Lo dico con piena consapevolezza e convinzione: nessuno dovrà defraudarmi della mia morte: è un mio diritto ed è una mia speranza, a cui tengo infinitamente, assai più che alla mia stessa vita. Sarà la mia morte che darà un senso a tutto ciò che l’avrà preceduta. Questo pensiero non mi sgomenta: ci convivo da sempre. Anche quando, 3-4 anni fa, la morte l’ho avuta davvero vicina.
Ma proprio perché la mia morte mi è tanto cara e preziosa, io non vorrei mai che a gestirla fossero gli altri. Purtroppo so che potrà avvenire anche questo: un ictus, un coma irreversibile, l’alzheimer… Ma al di fuori di questi casi, vorrò gestirla io. Quando ho dovuto cominciare a pensare a una morte possibile, fin dalla prima visita all’epatologo, ho messo subito in chiaro: “la verità; tutta; subito”. E devo dire che mi hanno accontentato. Ora che il pericolo sembra passato, continuo a non illudermi: so che si tratta solo d’un rinvio, che in quel tunnel che per ora ho evitato, un giorno o l’altro dovrò pure entrare, e quando ci sarò dentro davvero, potrò uscire solo dall’altra parte del tunnel. Ma vorrei… anzi, vorrò che mi si aiuti solo a morire serenamente e dignitosamente, senza impormi un solo giorno di vita in più, non importa se di pura vegetazione o di beata incoscienza (coma) o di gratuito dolore. Vorrei, anzi vorrò (se potrò o se altri lo vorrà esigere per me) che si faccia il possibile per garantire la guarigione, ma, quando questa risulterà (perché una volta dovrà pur essere) assolutamente impossibile da raggiungere, allora mi si lascino tirare (o mi si tirino) i remi in barca, e questa sia lasciata in balìa dell’amica corrente che saprà bene lei dove condurmi. L’unica carità che chiederò (o che altri dovrà chiedere per me) è di contenere nei limiti del possibile il dolore, perché la mente sia più serena (compatibilmente con gli effetti della sedazione) e dunque più disposta alla riflessione sulla mia vita e alla preghiera.
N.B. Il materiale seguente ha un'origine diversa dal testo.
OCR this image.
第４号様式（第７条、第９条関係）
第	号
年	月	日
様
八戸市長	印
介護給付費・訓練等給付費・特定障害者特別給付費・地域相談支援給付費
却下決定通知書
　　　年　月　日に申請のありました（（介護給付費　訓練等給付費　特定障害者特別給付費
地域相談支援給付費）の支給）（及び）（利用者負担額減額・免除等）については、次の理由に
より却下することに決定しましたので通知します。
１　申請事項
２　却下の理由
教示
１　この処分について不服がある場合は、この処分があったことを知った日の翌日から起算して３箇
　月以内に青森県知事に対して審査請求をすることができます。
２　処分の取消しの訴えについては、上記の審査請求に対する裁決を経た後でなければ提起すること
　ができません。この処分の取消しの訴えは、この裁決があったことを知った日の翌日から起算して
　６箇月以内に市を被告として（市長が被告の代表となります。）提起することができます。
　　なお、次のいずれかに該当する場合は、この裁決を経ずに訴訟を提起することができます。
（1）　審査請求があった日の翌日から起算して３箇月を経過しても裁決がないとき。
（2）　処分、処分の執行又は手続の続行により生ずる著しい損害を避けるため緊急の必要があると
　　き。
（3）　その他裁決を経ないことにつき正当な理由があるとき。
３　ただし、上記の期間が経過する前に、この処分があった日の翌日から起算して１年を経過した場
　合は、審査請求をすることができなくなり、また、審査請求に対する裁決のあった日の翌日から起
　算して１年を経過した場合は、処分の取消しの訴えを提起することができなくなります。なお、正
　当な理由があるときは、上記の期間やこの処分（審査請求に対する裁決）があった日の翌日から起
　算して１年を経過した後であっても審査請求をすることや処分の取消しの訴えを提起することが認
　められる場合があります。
Più che di molte cure inutili, vorrei che qualcuno che mi voglia un po’ di bene, ‘discretamente’ mi stesse vicino, pregando con voce anch’essa ‘discreta’, ma da me percepibile, come io fatto con Mamma, come ho fatto con Laura, come non ho potuto fare con Peppina e Carletto che ancora me ne dolgo. A chi mi assisterà, chiederò con Ermengarda: «Moriamo in pace/ Parlatemi di Dio: sento ch’ Ei giunge» (A. Manzoni, Adelchi, scena I). Sulla mite Ermengarda scendeva la pace eterna.
P.S. Potrebbe bastare questo come mio testamento biologico?